The first step to analyse such vast information or sea of numbers is to look for extreme values at both
ends and then create a story out of these numbers. Before we figure out which company is which, let’s
go through each section and identify some of the more extreme numbers.
SO FIRST COMPONENT TO LOOK FOR EXTREME VALUES IS ASSETS
ASSETS:
Assets
Because companies invest in assets in order to fulfill their mission, it is critical to develop an intuitive
understanding of assets. In some sense, assets are the company itself. HäagenDazs, for example, owns
the ice cream it’s going to sell, the factories to make that ice cream, and the trucks to deliver it. Assets
are no more complicated than that. As seen, assets are ordered by the degree to which they can be
changed into cash; assets that can easily be changed into cash are called current assets, and they
appear at the top. What numbers strike you as particularly interesting in each Asset row of table 1-1 ?
The first asset we talk about is

a) CASH AND MARKETABLE SECURITIES


Starting with the first row of table 1-1, notice that companies F and G have more than half of their
assets in cash and marketable securities. That should strike you as strange.

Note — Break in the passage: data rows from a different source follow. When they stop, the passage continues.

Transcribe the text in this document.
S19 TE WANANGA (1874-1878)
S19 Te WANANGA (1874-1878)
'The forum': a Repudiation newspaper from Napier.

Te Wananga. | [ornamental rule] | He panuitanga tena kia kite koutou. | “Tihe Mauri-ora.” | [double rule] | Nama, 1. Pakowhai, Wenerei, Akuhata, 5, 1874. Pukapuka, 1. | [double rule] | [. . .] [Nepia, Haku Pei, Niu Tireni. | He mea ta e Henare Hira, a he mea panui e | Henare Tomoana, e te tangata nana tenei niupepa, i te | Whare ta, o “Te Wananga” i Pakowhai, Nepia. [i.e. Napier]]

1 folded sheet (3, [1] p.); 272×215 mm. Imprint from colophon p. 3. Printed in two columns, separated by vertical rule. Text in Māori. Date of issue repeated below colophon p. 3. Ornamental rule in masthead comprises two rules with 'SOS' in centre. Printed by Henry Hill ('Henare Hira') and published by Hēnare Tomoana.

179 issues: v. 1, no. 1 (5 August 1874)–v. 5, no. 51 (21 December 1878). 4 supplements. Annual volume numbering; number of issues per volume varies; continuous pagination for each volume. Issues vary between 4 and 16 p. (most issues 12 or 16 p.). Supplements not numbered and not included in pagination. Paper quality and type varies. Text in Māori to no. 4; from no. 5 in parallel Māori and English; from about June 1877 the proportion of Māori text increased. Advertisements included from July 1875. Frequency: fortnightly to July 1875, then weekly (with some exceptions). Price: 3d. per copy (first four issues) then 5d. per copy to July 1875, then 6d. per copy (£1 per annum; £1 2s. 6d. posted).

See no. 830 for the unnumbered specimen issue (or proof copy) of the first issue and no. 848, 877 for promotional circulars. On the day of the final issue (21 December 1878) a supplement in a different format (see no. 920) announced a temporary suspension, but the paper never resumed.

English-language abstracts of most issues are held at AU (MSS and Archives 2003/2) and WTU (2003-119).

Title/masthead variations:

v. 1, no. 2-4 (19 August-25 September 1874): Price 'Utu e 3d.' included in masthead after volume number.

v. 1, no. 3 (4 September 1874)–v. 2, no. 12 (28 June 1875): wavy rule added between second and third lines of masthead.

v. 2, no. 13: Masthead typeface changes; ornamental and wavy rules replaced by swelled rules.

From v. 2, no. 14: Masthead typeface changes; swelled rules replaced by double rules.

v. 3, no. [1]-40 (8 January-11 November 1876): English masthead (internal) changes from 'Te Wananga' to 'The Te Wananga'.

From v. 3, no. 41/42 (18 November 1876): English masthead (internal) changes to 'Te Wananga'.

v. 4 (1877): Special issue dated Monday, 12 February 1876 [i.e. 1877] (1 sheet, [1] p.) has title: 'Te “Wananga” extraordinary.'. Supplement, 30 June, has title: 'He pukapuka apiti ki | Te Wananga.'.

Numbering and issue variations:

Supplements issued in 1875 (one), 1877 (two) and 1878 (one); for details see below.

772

Why would any company hold so much cash? This is a deep question in finance today as companies
hold more cash than ever before—we discussed in previous classes of how Apple sits on so much
cash without paying dividends. We’ll return to this question in more detail later, but large cash
holdings can generally be understood as (a)an insurance policy during uncertain times, (b) a war chest
for making future acquisitions, or (c) a manifestation of the absence of investment opportunities.
Given the forgone interest, it is unwise for companies to hold cash alone, so they invest much of their
cash in government securities that can quickly be turned into cash— so- called marketable securities.
Since marketable securities can be quickly converted into cash, they are often combined with cash in
balance sheet.
You may look up into what kind of marketable securities companies invest in?